Organizations across regulated sectors rely on certificate-based email signing and encryption to meet strict data-protection mandates:

  • Financial services and banking — protecting client communications and transaction records in line with MAS TRM, PCI-DSS, and SOX expectations.
  • Healthcare and life sciences — safeguarding patient information and clinical correspondence under HIPAA and equivalent regional privacy frameworks.
  • Government and public sector — meeting national PKI standards for citizen-facing services and inter-agency communication.
  • Legal and professional services — preserving privilege, integrity, and chain-of-custody for case files, contracts, and large evidentiary attachments.
  • Manufacturing and supply chain — verifying third-party identity to prevent invoice fraud, supplier impersonation, and BEC attacks.

The Email Security Suite supports organizations working toward compliance with GDPR, HIPAA, PCI-DSS, ISO 27001, NIST SP 800-177 (Trustworthy Email), and emerging post-quantum cryptography (PQC) guidance from NIST.

“Sixscape Email Security Suite helped us secure our communications, protect our identities and securely deploy communications to personal devices” – IT Director, leading Singapore based university

Download data sheet

Frequently Asked Questions

What is the difference between TLS and S/MIME email encryption?

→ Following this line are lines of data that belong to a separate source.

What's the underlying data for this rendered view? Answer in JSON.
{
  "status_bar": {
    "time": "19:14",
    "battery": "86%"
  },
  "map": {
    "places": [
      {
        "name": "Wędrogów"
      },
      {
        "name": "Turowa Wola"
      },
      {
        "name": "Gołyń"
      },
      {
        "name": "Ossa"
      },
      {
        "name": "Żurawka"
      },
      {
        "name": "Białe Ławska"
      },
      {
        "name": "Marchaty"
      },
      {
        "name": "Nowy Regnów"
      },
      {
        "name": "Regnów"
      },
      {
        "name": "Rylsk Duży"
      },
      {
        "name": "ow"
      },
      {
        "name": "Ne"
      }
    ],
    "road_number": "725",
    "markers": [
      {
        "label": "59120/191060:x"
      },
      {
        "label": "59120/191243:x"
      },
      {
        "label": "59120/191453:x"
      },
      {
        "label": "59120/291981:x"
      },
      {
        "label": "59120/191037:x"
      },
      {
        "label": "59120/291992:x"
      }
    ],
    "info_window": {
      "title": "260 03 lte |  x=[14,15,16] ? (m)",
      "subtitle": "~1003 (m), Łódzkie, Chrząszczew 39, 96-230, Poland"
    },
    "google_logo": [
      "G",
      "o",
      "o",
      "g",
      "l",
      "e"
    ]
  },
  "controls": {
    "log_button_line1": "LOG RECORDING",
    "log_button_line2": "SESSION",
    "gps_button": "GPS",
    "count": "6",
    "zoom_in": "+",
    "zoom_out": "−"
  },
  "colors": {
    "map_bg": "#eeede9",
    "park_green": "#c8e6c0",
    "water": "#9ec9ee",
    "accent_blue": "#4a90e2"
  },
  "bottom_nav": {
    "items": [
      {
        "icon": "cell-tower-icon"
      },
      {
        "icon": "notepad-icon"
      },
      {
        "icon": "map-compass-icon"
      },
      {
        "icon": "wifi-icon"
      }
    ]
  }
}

TLS only encrypts the connection between mail servers, leaving messages readable at rest. S/MIME encrypts the message body and attachments themselves, end to end, so only a recipient holding the correct private key can decrypt them.

Does the Email Security Suite work on mobile devices?

Yes. The same secure email certificate and private key are deployed to Windows, macOS, iOS, and Android, with full Mobile Device Management (MDM) and BYOD support.

How is the private key protected?

Private keys are generated and stored inside FIPS 140-2 validated HSMs with M-of-N access control. Keys never leave authorized devices in clear form, and onsite escrow ensures recoverability if an employee departs or a device is lost.

Can the Suite encrypt mail sent to external recipients?

Yes. Policy-driven prospective encryption secures outbound mail to suppliers and partners, and the platform can issue certificates to external parties to extend trusted communication across your supply chain.

Is the platform prepared for post-quantum threats?

The Suite is crypto-agile and is being aligned with NIST-ratified post-quantum algorithms, helping organizations defend against “harvest-now, decrypt-later” attacks on archived encrypted email.